As someone who works with autocompletion, this week has been a good one. Google launched two products relevant to my research: the first one was Google Scribe, a Labs experiment that uses Web n-grams to assist in sentence construction. This system solves the same problem addressed in my VLDB’07 paper, “Effective Phrase Prediction” (paper, slides). The paper proposes a data structure called FussyTree to efficiently serve phrase suggestions, and provides a metric I called “Total Profit Metric”(TPM) to evaluate phrase prediction systems. Google Scribe looks quite promising, and I thought I’d share my observations.
To simplify writing, let’s quickly define the problem using a slide from the slide deck :
Latency while typing is quite impressive. There is no evidence of speculative caching(a la Google Instant), but interaction is fairly fluid, despite the fact that an HTTP GET is sent to a Google Frontend Server on every keystroke. I’m a little surprised that there isn’t a latency check (or if it exists, it’s too low) — GET requests are made even when I’m typing too fast for the UI to keep up, rendering many of the results useless even before the server has responded to them.
Length of Completion:
My experience with Google Scribe is that the length of completion is quite small; I was expecting it to produce large completions as I gave it more data, but I couldn’t get it to suggest beyond three words.
Length of Prefix+Context:
It looks like the length of the prefix/context(context being the text before the prefix, used to bias completions) is 40 characters, with no special treatment to word endings. At every keystroke, the previous 40 characters are sent to the server, with completions in return. So as I was typing in the sentence, this is what the requests look like:
this is a forty character sentence and i
his is a forty character sentence and it
is is a forty character sentence and it
s is a forty character sentence and it i
_(and so on)_
I’m not sure what the benefit of sending requests for partial words is. It’s hard to discern the prefix from the context by inspection, but the prefix seems to be quite small(2-3 words), which sounds right.
Google Scribe always displays a list of completions. This isn’t ideal, since it’s often making arbitrary low-confidence predictions. This makes sense from a demo perspective, but since there is a distraction cost associated with the completions, it would be valuable to completions only when they are of high-confidence. Confidence can either be calculated using TPM or learned from usage data(which I hope Scribe is collecting!)
People playing with Scribe produced sentences such as “hell yea it is a good idea to have a look at the new version of the Macromedia Flash Player to view this video” and “Designated trademarks and brands are the property of their respective owners and are”. I find these sentences interesting because they are both very topical; i.e. they seem more like outliers from counting boilerplate text on webpages than “generic” sentences you’d find in, say an email. To solve this issue and produce more “generic” completions, one solution is to cluster the corpus into multiple topic domains, and ensure that the completion is not just popular in one isolated domain.

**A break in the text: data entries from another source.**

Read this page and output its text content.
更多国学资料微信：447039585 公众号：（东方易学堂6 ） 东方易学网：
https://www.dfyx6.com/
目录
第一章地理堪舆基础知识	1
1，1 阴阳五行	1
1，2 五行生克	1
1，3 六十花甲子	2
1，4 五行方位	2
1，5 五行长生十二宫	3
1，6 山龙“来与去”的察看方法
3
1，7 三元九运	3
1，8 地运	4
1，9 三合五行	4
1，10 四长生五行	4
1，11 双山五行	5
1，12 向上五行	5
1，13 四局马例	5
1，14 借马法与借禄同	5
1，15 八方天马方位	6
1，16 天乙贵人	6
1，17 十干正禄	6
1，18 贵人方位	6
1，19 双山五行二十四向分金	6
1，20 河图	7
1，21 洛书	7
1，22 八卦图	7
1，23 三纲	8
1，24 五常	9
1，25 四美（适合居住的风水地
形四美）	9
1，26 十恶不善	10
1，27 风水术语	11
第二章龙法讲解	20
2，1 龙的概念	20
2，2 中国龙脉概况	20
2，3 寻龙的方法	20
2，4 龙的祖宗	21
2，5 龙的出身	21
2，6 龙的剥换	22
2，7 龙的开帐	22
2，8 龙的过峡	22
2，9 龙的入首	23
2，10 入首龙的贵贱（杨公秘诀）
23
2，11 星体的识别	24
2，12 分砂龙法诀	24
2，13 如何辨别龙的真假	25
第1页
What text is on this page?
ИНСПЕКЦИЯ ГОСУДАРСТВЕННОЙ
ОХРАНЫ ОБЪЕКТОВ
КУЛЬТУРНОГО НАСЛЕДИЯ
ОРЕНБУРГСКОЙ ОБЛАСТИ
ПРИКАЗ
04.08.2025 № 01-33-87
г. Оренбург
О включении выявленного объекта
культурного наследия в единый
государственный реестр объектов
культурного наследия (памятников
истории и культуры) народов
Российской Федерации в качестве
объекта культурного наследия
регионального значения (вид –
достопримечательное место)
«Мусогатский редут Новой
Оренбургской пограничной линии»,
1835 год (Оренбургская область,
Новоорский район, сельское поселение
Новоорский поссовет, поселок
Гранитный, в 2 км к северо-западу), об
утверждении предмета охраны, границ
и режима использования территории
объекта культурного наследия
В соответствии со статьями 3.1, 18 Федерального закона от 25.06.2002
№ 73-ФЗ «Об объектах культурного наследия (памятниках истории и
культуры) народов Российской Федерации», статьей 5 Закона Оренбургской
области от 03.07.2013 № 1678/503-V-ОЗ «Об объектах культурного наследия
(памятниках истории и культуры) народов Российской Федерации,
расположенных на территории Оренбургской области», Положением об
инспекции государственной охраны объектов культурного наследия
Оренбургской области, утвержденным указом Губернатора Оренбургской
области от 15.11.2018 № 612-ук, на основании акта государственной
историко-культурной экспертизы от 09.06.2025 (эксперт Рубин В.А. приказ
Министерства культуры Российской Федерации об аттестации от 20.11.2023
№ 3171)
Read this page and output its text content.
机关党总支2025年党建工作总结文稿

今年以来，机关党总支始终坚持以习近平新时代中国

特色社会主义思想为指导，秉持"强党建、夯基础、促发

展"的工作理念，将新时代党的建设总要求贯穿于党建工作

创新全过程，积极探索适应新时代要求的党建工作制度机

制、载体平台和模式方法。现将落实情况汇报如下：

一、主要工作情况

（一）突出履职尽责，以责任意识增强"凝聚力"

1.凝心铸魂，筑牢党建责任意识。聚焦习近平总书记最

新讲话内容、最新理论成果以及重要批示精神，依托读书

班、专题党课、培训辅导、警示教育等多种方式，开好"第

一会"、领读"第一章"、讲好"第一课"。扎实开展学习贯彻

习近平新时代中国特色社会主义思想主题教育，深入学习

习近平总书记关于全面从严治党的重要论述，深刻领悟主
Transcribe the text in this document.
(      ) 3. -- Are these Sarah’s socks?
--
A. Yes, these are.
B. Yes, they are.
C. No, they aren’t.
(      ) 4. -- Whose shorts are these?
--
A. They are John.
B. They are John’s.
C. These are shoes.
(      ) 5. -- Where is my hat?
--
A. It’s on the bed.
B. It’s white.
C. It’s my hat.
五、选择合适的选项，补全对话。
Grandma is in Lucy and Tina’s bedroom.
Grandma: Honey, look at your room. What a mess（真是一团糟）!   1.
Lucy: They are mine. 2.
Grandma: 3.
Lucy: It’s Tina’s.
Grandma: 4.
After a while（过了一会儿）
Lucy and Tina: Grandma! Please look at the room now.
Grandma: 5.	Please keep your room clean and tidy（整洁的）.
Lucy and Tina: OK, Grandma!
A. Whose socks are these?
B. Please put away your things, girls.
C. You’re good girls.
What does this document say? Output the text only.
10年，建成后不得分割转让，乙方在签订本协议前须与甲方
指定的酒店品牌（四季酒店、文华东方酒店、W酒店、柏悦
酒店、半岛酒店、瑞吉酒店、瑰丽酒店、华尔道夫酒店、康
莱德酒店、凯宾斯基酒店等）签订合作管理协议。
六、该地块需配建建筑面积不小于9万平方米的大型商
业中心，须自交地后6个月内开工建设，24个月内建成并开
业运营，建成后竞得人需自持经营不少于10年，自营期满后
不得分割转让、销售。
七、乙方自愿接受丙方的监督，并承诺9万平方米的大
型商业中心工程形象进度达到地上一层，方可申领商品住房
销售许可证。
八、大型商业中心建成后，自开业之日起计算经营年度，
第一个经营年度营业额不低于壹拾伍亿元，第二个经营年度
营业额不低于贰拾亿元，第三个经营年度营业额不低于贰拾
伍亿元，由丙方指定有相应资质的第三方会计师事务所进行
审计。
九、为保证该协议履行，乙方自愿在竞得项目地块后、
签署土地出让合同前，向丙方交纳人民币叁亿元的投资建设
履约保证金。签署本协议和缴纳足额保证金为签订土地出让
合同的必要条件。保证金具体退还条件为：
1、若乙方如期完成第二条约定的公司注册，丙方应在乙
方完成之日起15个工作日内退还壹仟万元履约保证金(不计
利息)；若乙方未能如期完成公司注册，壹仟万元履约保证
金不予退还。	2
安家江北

I was also interested in knowing, “How many keystrokes will this save?”. To measure this, we can use TPM. In these two slides, I describe the TPM metric with an example calculation:
While it would be nice to see a comparison of the FussyTree method vs Google Scribe in terms of Precision, Recall and TPM, constructing such an experiment is hard, since training FussyTree over web-sized corpora would require some significant instrumentation. Based on a few minutes of playing with it, I think Scribe will outperform the FussyTree method in Recall due to the small window size — i.e. it will produce small suggestions that are often correct. However, if we take into account the distraction factor from the suggestion itself, then Scribe in its current form will do poorly, since it pulls up a suggestion for every word. This can be fixed by making longer suggestions, and considering prediction confidence.
Overall, I am really glad that systems like these are making it into mainstream. The more exposure these systems get, the more chance they have to get better and more accurate, saving us time and enabling us to interact with computers better!